Figure 3: Construction of random midpoint method

The third approach is the random midpoint method. Draw a concentric circle within the inscribed equilateral triangle. Randomly select a point anywhere within the larger circle. This point will be the midpoint of the chord. If this point lies within the concentric circle, then the length of the chord will be longer than the side of the triangle. Using trigonometry, we find that the radius of the concentric circle is \(\frac{R}{2}\), where \(R\) is the radius of the larger circle. We calculate the probability of the point lying within the concentric circle to be \(\frac{\frac{\pi R^2}{4}}{\pi R^2}= \frac{1}{4}\). Thus, the probability that the length of the chord is greater than the side of the triangle is \(\frac{1}{4}\).

So What’s Wrong?

Each approach is mathematically valid, yet each approach yields different answers for seemingly the same problem! This is a particularly problematic result because it seems like we don’t have a consistent method of defining an uninformative prior. The paradox lies in the invocation of the principle of indifference. We use the principle of indifference in how we “randomly” select the chord. However, this is an inappropriate use of the principle of indifference since we are not using the same method of randomly selecting the chord. When we use different methods of randomly selecting the chord, we are essentially creating distinct problems. Thus, the Bertrand paradox does not have a unique solution. Since there are several approaches to solving the problem and since there is no reason to prefer one approach over another, there is no well-defined solution to Bertrand’s paradox as it is currently stated. However, Bertrand’s paradox will have a unique solution if the method of randomly selecting chords is specified.

Bertrand simulations

Figures 4, 5, and 6 (left to right): randomly generated chords using random endpoints, radius, and midpoint methods, respectively

To better illustrate how each approach creates a distinct problem, I wrote a Python script that generates chords according to the method outlined in each of the three approaches.

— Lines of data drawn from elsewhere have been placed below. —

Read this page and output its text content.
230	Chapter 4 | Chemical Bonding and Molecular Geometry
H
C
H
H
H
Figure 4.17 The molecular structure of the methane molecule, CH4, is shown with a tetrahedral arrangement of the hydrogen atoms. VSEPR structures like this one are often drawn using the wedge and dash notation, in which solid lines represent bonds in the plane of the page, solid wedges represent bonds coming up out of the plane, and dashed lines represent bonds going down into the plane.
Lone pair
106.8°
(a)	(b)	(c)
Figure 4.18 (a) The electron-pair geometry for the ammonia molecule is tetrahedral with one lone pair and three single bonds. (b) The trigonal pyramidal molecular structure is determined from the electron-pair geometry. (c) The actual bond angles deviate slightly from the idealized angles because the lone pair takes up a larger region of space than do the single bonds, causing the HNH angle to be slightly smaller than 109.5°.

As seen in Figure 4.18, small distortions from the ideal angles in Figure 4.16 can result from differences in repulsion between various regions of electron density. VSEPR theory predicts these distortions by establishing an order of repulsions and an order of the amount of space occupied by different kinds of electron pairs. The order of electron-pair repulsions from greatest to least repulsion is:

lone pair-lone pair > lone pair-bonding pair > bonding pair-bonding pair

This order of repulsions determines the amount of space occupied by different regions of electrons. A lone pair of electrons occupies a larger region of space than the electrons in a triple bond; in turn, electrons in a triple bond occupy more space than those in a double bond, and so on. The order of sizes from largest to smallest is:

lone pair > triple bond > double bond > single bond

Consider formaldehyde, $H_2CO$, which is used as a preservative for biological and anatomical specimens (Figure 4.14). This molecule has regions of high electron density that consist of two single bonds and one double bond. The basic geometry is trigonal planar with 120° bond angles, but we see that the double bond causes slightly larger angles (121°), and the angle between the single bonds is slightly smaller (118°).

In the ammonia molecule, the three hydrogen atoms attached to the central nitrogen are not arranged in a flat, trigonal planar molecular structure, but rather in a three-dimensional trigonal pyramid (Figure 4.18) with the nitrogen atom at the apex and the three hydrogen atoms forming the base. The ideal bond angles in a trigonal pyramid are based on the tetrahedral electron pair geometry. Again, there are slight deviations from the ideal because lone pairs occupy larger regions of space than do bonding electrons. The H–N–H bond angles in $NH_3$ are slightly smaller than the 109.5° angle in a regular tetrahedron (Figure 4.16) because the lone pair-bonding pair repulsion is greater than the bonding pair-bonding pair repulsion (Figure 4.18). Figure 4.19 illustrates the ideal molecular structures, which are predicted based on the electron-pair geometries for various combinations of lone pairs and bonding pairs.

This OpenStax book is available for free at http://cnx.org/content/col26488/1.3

By inspection, one can notice that the approaches differ slightly in their distributions of chords. For example, the density of chords near the center of the circle in Figure 6 is significantly lower than in Figure 4 and 5. It now becomes clear that each approach is solving a different problem because the distribution of chords is clearly different between approaches. The reason Bertrand’s paradox appears paradoxical at first is that we assume contradictory probability distributions for our chords. For example, in approach 1, we claim that we are selecting endpoints uniformly distributed along the circumference of the circle, but this method of selecting chords implies a non-uniform distribution for the other two methods of randomly selecting chords. It’s almost as if we are measuring the width of a poster and getting the three results 36 inches, 3 feet, and 1 yard, and exclaiming, “why the hell am I getting 3 different results for the same object?! How can the answer be 36, 3, and 1 at the same time?!” The confusion lies in the fact that we are comparing measurements in different units. If we want to make reasonable comparisons between the three approaches to solving Bertrand’s paradox, we need to convert the “units of approach #1” into the units of the other approaches (a form of normalization, if you will).

Conclusion

Thus, we have shown that the Bertrand paradox does not jeopardize the principle of indifference. Instead, it shows us that we need to be especially careful while formulating probability problems, especially problems where the relevant variables are continuous. If the problem is not well-defined, then we can devise multiple solutions to the problem that result in different, contradictory answers!

If you’re interested in learning about other Bertrand-like paradoxes, try solving the wine/water paradox:

A mixture is known to contain a mix of wine and water in proportions such that the amount of wine divided by the amount of water is a ratio \(x\) lying in the interval \(\frac{1}{3} \leq x \leq 3\) (i.e. 25-75% wine). We seek the probability, \(P^{\ast }\) say, that \(x \leq 2\) (i.e. less than or equal to 66%.)